Improving Fast And Accurate 3D Hand Pose Estimation
Pretrained ICVL and NYU accuracy #42

mahdinobar commented 4 years ago

When I evaluate the pre-trained models for the ICVL and NYU datasets using and, I get the mean errors 6.41 mm and 4.1 mm whereas at your paper you have mean errors 8.1 and 12.3 mm, respectively. I was wondering whether the estimator has been improved or how it could happen?
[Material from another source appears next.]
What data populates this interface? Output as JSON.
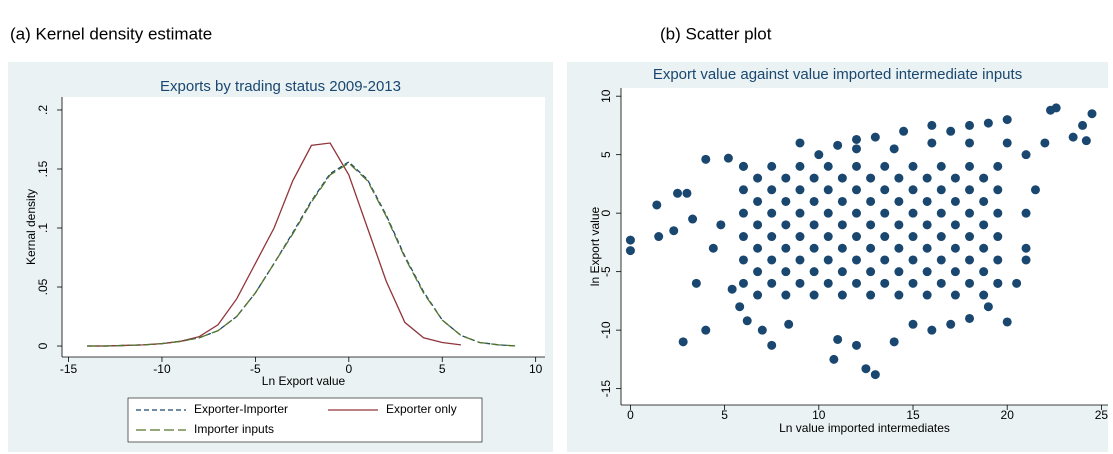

PS I use the code as follows:

rng = np.random.RandomState(23455)

print("create data")
aug_modes = ['com', 'rot', 'none']  # 'sc',

comref = None  # "./eval/ICVL_COM_AUGMENT/net_ICVL_COM_AUGMENT.pkl"
docom = False

di = ICVLImporter('../data/ICVL/', refineNet=comref, cacheDir='/home/mahdi/HVR/git_repos/deep-prior-pp/src/cache')

Seq2 = di.loadSequence('test_seq_2', docom=docom)
testSeqs = [Seq2]

testDataSet = ICVLDataset(testSeqs)
test_data, test_gt3D = testDataSet.imgStackDepthOnly('test_seq_2')

print("create network")
batchSize = 64

poseNetParams = ResNetParams(type=4, nChan=1, wIn=128, hIn=128, batchSize=64, numJoints=16, nDims=3)
poseNetParams.loadFile = "./eval/{}/{}_network_prior.pkl".format(eval_prefix, eval_prefix)
poseNet = ResNet(rng, cfgParams=poseNetParams)

#  test
print("Testing ...")
gt3D = [j.gt3Dorig for j in testSeqs[0].data]
jts_embed = poseNet.computeOutput(test_data)
jts = jts_embed
joints = []
for i in xrange(test_data.shape[0]):
    joints.append(jts[i].reshape((-1, 3)) * (testSeqs[0].config['cube'][2] / 2.) + testSeqs[0].data[i].com)

joints = np.array(joints)

hpe = ICVLHandposeEvaluation(gt3D, joints)
hpe.subfolder += '/' + eval_prefix + '/'
print("Mean error: {}mm, max error: {}mm".format(hpe.getMeanError(), hpe.getMaxError()))
print("{}".format([hpe.getJointMeanError(j) for j in range(joints[0].shape[0])]))
print("{}".format([hpe.getJointMaxError(j) for j in range(joints[0].shape[0])]))

# save results
             open("./eval/{}/result_{}_{}.pkl".format(eval_prefix, os.path.split(__file__)[1], eval_prefix), "wb"),


moberweger commented 4 years ago

The pretrained model should give similar results compared to the ones reported in the paper. In your code you use docom=False which does not include the detection step and uses groundtruth crops. Please try docom=True and set the comref network, and check if the results are more similar to the reported results.